Why is nitrogen important to life?

Plants and animals could not live without nitrogen. It is an important part of many cells and processes such as amino acids, proteins, and even our DNA. It is also needed to make chlorophyll in plants, which plants use in photosynthesis to make their food and energy.

How have humans altered the nitrogen cycle?

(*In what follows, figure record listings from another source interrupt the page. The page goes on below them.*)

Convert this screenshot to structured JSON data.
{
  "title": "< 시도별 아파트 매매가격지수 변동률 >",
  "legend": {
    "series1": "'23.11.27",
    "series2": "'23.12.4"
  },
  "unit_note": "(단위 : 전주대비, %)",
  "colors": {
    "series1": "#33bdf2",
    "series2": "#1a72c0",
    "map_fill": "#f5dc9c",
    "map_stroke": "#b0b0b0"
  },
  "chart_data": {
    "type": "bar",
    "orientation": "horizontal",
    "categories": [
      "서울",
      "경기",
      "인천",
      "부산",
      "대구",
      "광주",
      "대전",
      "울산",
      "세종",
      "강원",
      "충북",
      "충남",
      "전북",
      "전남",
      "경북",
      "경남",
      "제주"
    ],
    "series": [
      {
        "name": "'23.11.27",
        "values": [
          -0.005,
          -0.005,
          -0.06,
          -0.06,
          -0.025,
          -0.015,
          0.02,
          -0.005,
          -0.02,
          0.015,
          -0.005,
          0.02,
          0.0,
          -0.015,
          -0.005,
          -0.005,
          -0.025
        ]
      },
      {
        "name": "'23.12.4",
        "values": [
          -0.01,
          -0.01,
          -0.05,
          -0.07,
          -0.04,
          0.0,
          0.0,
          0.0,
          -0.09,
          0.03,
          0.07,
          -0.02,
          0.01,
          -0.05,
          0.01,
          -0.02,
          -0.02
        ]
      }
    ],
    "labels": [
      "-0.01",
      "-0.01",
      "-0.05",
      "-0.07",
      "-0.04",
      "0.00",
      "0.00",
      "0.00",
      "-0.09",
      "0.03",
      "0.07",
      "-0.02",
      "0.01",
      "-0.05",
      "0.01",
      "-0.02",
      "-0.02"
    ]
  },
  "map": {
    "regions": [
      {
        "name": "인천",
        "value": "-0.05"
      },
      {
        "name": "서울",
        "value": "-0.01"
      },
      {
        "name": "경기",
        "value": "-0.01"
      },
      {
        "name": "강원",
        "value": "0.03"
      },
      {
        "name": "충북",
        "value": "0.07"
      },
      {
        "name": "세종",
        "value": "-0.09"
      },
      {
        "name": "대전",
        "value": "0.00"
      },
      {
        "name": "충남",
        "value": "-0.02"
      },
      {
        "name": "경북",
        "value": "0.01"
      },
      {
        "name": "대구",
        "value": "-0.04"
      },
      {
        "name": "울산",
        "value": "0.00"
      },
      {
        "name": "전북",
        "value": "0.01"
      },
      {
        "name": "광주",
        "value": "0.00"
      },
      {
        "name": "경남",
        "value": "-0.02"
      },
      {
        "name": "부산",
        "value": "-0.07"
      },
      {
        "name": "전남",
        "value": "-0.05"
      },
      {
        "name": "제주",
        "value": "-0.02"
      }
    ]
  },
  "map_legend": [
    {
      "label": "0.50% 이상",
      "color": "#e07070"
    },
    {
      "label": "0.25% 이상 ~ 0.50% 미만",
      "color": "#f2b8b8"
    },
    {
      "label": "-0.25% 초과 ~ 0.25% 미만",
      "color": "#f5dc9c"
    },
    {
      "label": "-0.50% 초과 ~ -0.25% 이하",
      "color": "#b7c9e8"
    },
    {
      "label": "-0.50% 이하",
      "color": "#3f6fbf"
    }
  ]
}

Unfortunately, human activity has altered the cycle. We do this by adding nitrogen into the soil with fertilizer as well as other activities that put more nitrous oxide gas into the atmosphere. This adds in more nitrogen than is needed by normal cycle and upsets the cycle’s balance.

Fun Facts

  • Around 78% of the atmosphere is nitrogen. However, this is mostly not usable by animals and plants.
  • Nitrogen is used in fertilizer to help plants grow faster.
  • Nitrous oxide is a greenhouse gas. Too much of it can also cause acid rain.
  • Nitrogen has no color, odor, or taste.
  • It is used in many explosives.
  • About 3% of your body weight is nitrogen.